Ancak hepsinden önce şunu bir sormalıyız. Nedir bu ‘ÖZEL HASTANE’ ? Neden var bu ‘ÖZEL HASTANE’ ?
Hastanelerin amacını hepimiz biliriz. En temel anlatım ile insanların sağlıklı yaşamlarını sürdürebilmek ve en temel hakkı olan yaşama hakkını sağlamak amacıyla belirli eğitim ve birikime sahip kişilerin hizmet vererek bu imkanları sağladığı yapılardı.
Belki çok basit bir anlatım gibi görünebilir ancak en temel özelliği ‘YAŞAMA HAKKI’nın sağlanmasıdır. Bu hakkı bazı hukuk kaynaklarında doğum ile başlarken bazı kaynaklarda ise doğumun başlangıcı olan döllenme ile başlar…
Ancak ne olursa olsun ana temel konusu yaşama hakkıdır.
Bunu sağlayacak en temel birim ise hastaneler veya hekimlerdir. Geçmişten günümüze bir çok farklı isimle anılmaları olmuştur. İlker kabilelerden günümüzün en gelişmiş ülkelerine kadar bir çok farklı isim ve yöntemleri olmuştur.
Dünyada devletleşme anlayışının başlaması ile birlikte topluluklar halinde yaşayan insanlarda sağlık hizmetleri bir çok ülkede devlet tarafından temel hak olarak karşılanır.
Ülkemiz de devlet tarafından sağlık sisteminin karşılandığı ülkelerden biridir.
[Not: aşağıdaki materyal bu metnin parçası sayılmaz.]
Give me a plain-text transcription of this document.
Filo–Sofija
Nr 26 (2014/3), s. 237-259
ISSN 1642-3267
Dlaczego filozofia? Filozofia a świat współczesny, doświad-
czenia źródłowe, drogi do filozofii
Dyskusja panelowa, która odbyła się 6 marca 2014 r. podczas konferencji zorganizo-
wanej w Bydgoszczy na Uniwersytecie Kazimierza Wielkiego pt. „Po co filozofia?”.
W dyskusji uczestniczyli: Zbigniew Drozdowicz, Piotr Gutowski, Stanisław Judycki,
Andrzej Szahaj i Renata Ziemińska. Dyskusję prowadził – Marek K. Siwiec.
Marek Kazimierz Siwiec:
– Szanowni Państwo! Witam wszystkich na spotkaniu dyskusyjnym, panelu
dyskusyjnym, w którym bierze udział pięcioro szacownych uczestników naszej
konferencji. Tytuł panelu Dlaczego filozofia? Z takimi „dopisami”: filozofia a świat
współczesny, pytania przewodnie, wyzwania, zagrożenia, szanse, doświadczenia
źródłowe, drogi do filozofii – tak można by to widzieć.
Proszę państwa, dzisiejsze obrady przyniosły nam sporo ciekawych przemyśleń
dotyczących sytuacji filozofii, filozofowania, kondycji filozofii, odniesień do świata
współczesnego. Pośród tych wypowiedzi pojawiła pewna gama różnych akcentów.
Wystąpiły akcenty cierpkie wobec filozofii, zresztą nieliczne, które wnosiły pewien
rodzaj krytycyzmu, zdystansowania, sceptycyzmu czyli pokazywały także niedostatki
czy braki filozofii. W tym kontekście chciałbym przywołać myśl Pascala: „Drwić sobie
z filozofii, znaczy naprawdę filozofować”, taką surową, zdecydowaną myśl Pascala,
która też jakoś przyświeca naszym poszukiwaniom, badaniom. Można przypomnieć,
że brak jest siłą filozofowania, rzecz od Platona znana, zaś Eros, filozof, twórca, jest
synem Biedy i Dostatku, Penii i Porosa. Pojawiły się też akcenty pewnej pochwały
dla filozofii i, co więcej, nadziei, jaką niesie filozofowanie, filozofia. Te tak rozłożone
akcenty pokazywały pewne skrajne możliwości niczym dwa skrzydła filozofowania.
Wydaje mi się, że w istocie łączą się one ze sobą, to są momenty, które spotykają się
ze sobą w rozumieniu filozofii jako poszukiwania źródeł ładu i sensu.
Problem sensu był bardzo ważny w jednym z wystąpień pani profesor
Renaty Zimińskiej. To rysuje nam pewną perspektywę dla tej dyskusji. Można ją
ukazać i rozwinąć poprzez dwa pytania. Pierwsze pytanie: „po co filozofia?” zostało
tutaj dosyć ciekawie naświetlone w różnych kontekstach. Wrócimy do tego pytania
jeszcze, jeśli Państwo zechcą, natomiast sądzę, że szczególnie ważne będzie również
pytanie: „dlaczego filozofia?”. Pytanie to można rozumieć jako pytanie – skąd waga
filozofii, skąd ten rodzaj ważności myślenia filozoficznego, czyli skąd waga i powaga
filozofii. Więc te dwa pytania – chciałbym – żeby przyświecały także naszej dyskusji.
Şimdiye kadar anlattıklarım sizi biraz sıkmış olabilir ancak asıl konuya girmeden önce bu kısa özeti geçmek zorundaydım. Şimdi ise asıl konumuza girelim. Nedir bu ÖZEL HASTANE sistemi?
Devletin vatandaşlardan aldığı vergiler ile sağlık sistemini karşıladığını bilinirken uzun yıllardır bu sistemin kötüleştiği aşikar.
Peki kötüleşme neyden kaynaklandı?
Açık yüreklilikle bu soruya cevap vermenizi sizden isteyerek sorunun cevabını sizlere bırakıyorum.
Sağlık sisteminde yaşanan liyakatsizlik, liyakatli sağlıkçıların barındırılmaması ve tabii ki sermaye tüccarlarının bu denize girmesi…
Bugün size çokça soru sorup düşünmenizi isteyeceğim.
Bu sorularımdan bir tanesi de milyarlarca lirası olan belki trilyonları olan iş insanları neden insanlığın var oluşundan bu yana en temel hak olan yaşatma görevini üstlenmek ister?
Gerçekten çok iyi kalpli insanlar sanırım bu iş dünyası…
Ama işin maalesef ki farklı bir boyutu var.
Sayın okuyucu… Senin, sevdiklerinin, sevmediklerinin, komşunun ya da tanımadığın kişilerin yaşamı artık bazı sermayeler için sadece ‘keş para’ karşılığına gelmekte.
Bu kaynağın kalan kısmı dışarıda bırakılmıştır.